With the rut coming on all testosterone-addled bucks large and small join in the rubbing fun. But again, look for good-sized rubs as thick as your bicep. All hopped-up bucks rub small to tiny saplings in the rut, but only the older bucks with larger racks regularly work trees 6 to 9 inches or more inches in diameter.
The number of rubs that pop up in your woods can give you an idea of how many shooter bucks are working the area this season. Put simply, the more rubs, the more older-age bucks. “On one of our projects, we started out seeing about 700 rubs per square mile, or about 1 per acre,” says deer scientist Dr. Grant Woods. “After five years of management, as we increased the number of mature bucks in the herd, it had increased to 5,000 rubs per square mile, or 7.8 per acre. The size of the rubbed trees also increased significantly.”
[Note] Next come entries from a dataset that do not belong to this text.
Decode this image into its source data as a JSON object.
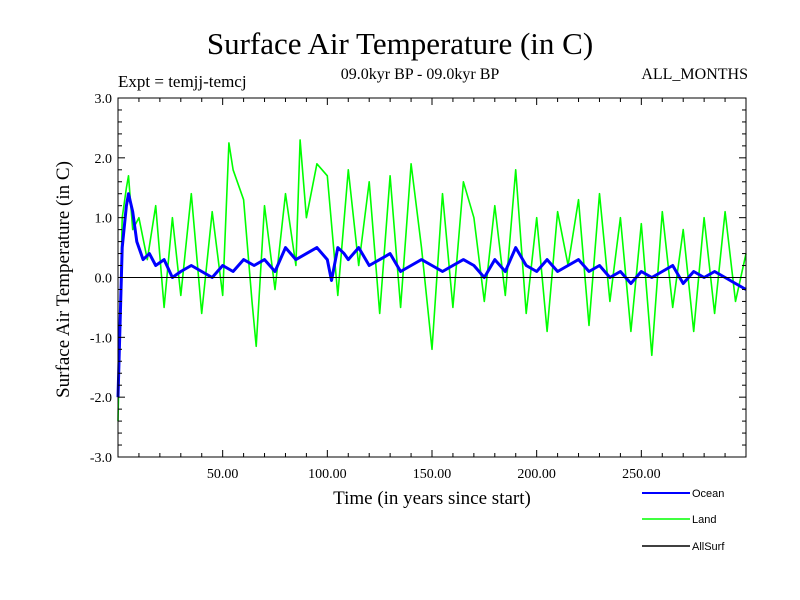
{
  "header": {
    "experiment": "Expt = temjj-temcj",
    "period": "09.0kyr BP - 09.0kyr BP",
    "months": "ALL_MONTHS"
  },
  "colors": {
    "ocean": "#0000ff",
    "land": "#00ff00",
    "allsurf": "#000000",
    "axis": "#000000"
  },
  "chart_data": {
    "type": "line",
    "title": "Surface Air Temperature (in C)",
    "xlabel": "Time (in years since start)",
    "ylabel": "Surface Air Temperature (in C)",
    "xlim": [
      0,
      300
    ],
    "ylim": [
      -3.0,
      3.0
    ],
    "x_ticks": [
      50,
      100,
      150,
      200,
      250
    ],
    "x_tick_labels": [
      "50.00",
      "100.00",
      "150.00",
      "200.00",
      "250.00"
    ],
    "y_ticks": [
      -3,
      -2,
      -1,
      0,
      1,
      2,
      3
    ],
    "y_tick_labels": [
      "-3.0",
      "-2.0",
      "-1.0",
      "0.0",
      "1.0",
      "2.0",
      "3.0"
    ],
    "zero_line": true,
    "legend_position": "bottom-right",
    "series": [
      {
        "name": "Ocean",
        "color_key": "ocean",
        "x": [
          0,
          2,
          4,
          5,
          7,
          9,
          12,
          15,
          18,
          22,
          26,
          30,
          35,
          40,
          45,
          50,
          55,
          60,
          65,
          70,
          75,
          80,
          85,
          90,
          95,
          100,
          102,
          105,
          108,
          110,
          115,
          120,
          125,
          130,
          135,
          140,
          145,
          150,
          155,
          160,
          165,
          170,
          175,
          180,
          185,
          190,
          195,
          200,
          205,
          210,
          215,
          220,
          225,
          230,
          235,
          240,
          245,
          250,
          255,
          260,
          265,
          270,
          275,
          280,
          285,
          290,
          295,
          300
        ],
        "values": [
          -2.0,
          0.5,
          1.2,
          1.4,
          1.1,
          0.6,
          0.3,
          0.4,
          0.2,
          0.3,
          0.0,
          0.1,
          0.2,
          0.1,
          0.0,
          0.2,
          0.1,
          0.3,
          0.2,
          0.3,
          0.1,
          0.5,
          0.3,
          0.4,
          0.5,
          0.3,
          -0.05,
          0.5,
          0.4,
          0.3,
          0.5,
          0.2,
          0.3,
          0.4,
          0.1,
          0.2,
          0.3,
          0.2,
          0.1,
          0.2,
          0.3,
          0.2,
          0.0,
          0.3,
          0.1,
          0.5,
          0.2,
          0.1,
          0.3,
          0.1,
          0.2,
          0.3,
          0.1,
          0.2,
          0.0,
          0.1,
          -0.1,
          0.1,
          0.0,
          0.1,
          0.2,
          -0.1,
          0.1,
          0.0,
          0.1,
          0.0,
          -0.1,
          -0.2
        ]
      },
      {
        "name": "Land",
        "color_key": "land",
        "x": [
          0,
          2,
          4,
          5,
          7,
          10,
          14,
          18,
          22,
          26,
          30,
          35,
          40,
          45,
          50,
          53,
          55,
          60,
          64,
          66,
          70,
          75,
          80,
          85,
          87,
          90,
          95,
          100,
          105,
          110,
          115,
          120,
          125,
          130,
          135,
          140,
          145,
          150,
          155,
          160,
          165,
          170,
          175,
          180,
          185,
          190,
          195,
          200,
          205,
          210,
          215,
          220,
          225,
          230,
          235,
          240,
          245,
          250,
          255,
          260,
          265,
          270,
          275,
          280,
          285,
          290,
          295,
          300
        ],
        "values": [
          -2.4,
          1.0,
          1.5,
          1.7,
          0.8,
          1.0,
          0.3,
          1.2,
          -0.5,
          1.0,
          -0.3,
          1.4,
          -0.6,
          1.1,
          -0.3,
          2.25,
          1.8,
          1.3,
          -0.4,
          -1.15,
          1.2,
          -0.2,
          1.4,
          0.2,
          2.3,
          1.0,
          1.9,
          1.7,
          -0.3,
          1.8,
          0.2,
          1.6,
          -0.6,
          1.7,
          -0.5,
          1.9,
          0.5,
          -1.2,
          1.4,
          -0.5,
          1.6,
          1.0,
          -0.4,
          1.2,
          -0.3,
          1.8,
          -0.6,
          1.0,
          -0.9,
          1.1,
          0.2,
          1.3,
          -0.8,
          1.4,
          -0.4,
          1.0,
          -0.9,
          0.9,
          -1.3,
          1.1,
          -0.5,
          0.8,
          -0.9,
          1.0,
          -0.6,
          1.1,
          -0.4,
          0.4
        ]
      },
      {
        "name": "AllSurf",
        "color_key": "allsurf",
        "x": [],
        "values": []
      }
    ]
  }
}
Speaking of size, a shredded cedar or hardwood 7 to 10 inches to maybe even a foot in diameter is a dandy rub. (A 12-inch-diameter rub is the biggest I’ve ever found, but they come larger.) Every biologist says the same thing, something to this effect: “Only a prime-age, top-end buck will tackle a tree like that and open a blaze on it. Other bucks will come along and smell it or even rub and lick it, but the sign-post is the mark of an exceptional buck.”
Best Rubs to Hunt
Early rubs in September and October mark some segment of a buck’s core area, so use them as a marker. But don’t just throw up a stand and hope you see him. Scout out from the rubs and check deeper in the woods and along the edges, looking for trails, creek crossings, any funnel with fresh deer tracks. Hang a stand or two (and a trail cam) in the best bottlenecks you find. There’s a decent chance you’ll see the rub-maker.
In a good mast year, you’ll find dozens to maybe even hundreds of rubs on a ridge or in a woodlot thick with white oaks and some reds. Play the wind and terrain as described earlier, and set up on a trail or in a funnel within 100 yards of those rubs.
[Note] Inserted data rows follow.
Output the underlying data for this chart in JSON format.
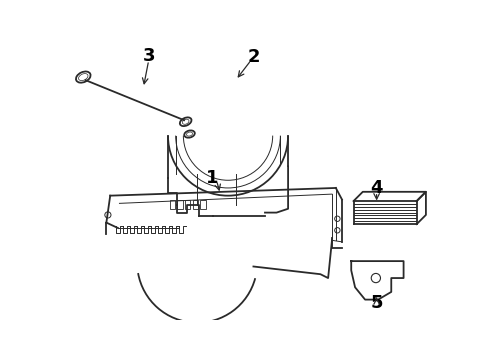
{
  "background_color": "#ffffff",
  "line_color": "#2a2a2a",
  "label_color": "#000000",
  "label_fontsize": 13,
  "lw_main": 1.3,
  "lw_thin": 0.7,
  "lw_med": 1.0
}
In a Tennessee study, researchers found 2 specific terrains where bucks love to rub. The first is a “valley,” or a draw, ditch, swale and the like with brushy cover. Also look for “secondary points,” or humps or flats that run out and drop off the sides of ridges. The researchers said bucks use the points as ramps for easy access from the valleys up to ridges, rubbing as they come and go.
Personally, I’ve found that big deer love to troll and rub in 3 spots: side-hills with cover (similar to the secondary points); in brushy, overgrown logging roads; and along edges where the habitat changes (pines meet deciduous forest, second-growth runs into a brushy field, etc.). These are great spots to find rubs and hang stands.
Keep an eye out for a cluster of 3-inch-wide or larger rubs in a hidden thicket on a ridge or in a bottom. Most likely the rubs mark a spot where a good buck has been bedding. A stand downwind of that cover is a good option for a morning ambush.
One year I stayed out of one of my favorite spots until November 12. I went in and found the ridge ripped with sign and reeking of tarsal, as I knew I would. Whitetails are habitual. If the habitat stays the same, and if you don’t pressure a spot too early, generations of bucks will blaze rubs and dig scrapes in the same areas year after year.
Sign was aplenty, but it took awhile to find what I was looking for—three freshly shredded, thick rubs at the point where two muddy trails converged into one and funneled out the brush to a cornfield 150 yards away. I’ve been hunting whitetails for 30 years. There aren’t many spots I’d rather hunt in the rut than a “rub junction” like that.
The wind would be out of the northwest in the morning, so I hung my stand south of the junction and crept out of there. Next day, the third buck I saw was a 4 ½-year-old 10-pointer. My muzzleloader shot was on, and he crashed down within 80 yards of those big rubs.
Read ‘em right and you can score like that.